A similar distinction of levels of multisensory processing was reached by Magnée et al. (2008a, b), who demonstrated that in a group of individuals diagnosed with pervasive developmental disorders (DPP) the early stages of multisensory integration were still intact, whereas the later stages of multisensory integration were impaired. Since disrupted multisensory processing is considered to be a part of various clinical populations, including autism spectrum disorder (Iarocci and McDonald 2006) or Schizophrenia (Ross et al. 2007), the present paradigm could be a viable tool to study the interactions between multisensory integration and cognition in these patient groups.

Summary and conclusions

This study revealed behavioral and electrophysiological evidence for the influence of attention on resolving the input timing differences in a multisensory stimulus. We found that ERPs that were time-locked to the visual component of the audiovisual stimuli showed several attention effects. Of these, the amplitude of the attention effects on early latency components (posterior P1, anterior N1, and posterior N1) were modulated by SOA. Furthermore, attention effects on the posterior P1 and N1 components also occurred for unisensory stimuli. These P1 and N1 effects are therefore likely to be multisensory extensions of basic attention processes. In contrast, we observed a frontal N1 attention effect that was present only on the multisensory stimuli, and, particularly so, when the temporal alignment of the auditory and visual inputs was less than optimal. We therefore suggest that the frontal N1 effect might reflect the processing or adjusting for the temporal alignment of visual inputs to the auditory inputs.

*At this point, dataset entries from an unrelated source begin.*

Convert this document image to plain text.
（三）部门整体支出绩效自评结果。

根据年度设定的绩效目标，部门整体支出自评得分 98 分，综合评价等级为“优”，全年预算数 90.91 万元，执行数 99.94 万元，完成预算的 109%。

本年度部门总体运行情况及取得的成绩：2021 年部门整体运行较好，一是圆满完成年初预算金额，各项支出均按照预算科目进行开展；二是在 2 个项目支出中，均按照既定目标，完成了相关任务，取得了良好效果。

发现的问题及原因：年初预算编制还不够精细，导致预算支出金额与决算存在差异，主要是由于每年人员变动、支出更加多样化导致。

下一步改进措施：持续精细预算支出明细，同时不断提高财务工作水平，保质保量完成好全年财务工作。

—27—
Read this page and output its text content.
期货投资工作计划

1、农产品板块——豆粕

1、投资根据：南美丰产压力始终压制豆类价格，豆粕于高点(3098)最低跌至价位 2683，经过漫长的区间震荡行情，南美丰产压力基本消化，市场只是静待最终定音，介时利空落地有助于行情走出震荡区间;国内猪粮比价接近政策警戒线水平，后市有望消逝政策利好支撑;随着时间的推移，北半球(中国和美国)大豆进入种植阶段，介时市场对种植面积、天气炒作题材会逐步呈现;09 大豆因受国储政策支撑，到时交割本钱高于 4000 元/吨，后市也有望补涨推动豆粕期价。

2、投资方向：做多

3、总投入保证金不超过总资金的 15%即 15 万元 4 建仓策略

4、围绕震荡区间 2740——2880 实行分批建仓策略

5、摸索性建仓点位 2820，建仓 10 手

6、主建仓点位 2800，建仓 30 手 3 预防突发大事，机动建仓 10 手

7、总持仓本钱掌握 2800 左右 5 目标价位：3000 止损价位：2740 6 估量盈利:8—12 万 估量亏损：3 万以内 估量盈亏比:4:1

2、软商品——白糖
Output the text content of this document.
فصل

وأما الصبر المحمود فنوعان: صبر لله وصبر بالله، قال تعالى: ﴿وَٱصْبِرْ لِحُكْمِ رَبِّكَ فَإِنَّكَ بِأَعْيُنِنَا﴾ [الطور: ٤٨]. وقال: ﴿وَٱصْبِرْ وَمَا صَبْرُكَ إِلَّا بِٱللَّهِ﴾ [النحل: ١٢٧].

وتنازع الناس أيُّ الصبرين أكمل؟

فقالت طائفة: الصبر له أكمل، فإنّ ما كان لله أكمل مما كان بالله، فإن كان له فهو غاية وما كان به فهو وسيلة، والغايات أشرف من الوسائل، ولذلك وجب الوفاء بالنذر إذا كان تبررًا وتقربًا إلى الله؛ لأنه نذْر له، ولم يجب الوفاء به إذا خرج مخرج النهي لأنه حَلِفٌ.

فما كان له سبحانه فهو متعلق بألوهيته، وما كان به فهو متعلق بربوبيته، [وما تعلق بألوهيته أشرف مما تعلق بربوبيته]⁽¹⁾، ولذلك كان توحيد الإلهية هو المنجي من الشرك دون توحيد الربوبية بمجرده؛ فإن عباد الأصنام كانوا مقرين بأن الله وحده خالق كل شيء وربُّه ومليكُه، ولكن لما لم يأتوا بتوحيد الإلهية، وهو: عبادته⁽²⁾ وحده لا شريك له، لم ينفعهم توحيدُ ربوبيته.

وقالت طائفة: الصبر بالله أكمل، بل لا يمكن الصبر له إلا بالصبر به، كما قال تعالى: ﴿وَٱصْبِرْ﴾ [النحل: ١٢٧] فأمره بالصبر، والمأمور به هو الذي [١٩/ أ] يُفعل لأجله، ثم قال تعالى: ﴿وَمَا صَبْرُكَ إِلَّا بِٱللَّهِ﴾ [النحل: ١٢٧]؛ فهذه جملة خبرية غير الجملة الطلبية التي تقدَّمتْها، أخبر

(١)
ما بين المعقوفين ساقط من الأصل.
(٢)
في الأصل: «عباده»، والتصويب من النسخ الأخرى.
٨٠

In contrast, a longer-latency attention effect, the occipital selection negativity, was not influenced by SOA. We conclude from these findings that even small temporal asynchronies, occurring within the temporal window of integration, are detected at early latencies, and that somewhat later in time frontal brain areas contribute to the processing and resolving of these temporal asynchronies. In contrast, a longer-latency attention effect, the occipital selection negativity, was observed for all SOAs and was not influenced by SOA, suggesting that by this time a stable multisensory representation had been established that was beyond influence from the within-integration-window asynchronies between the audio and visual inputs.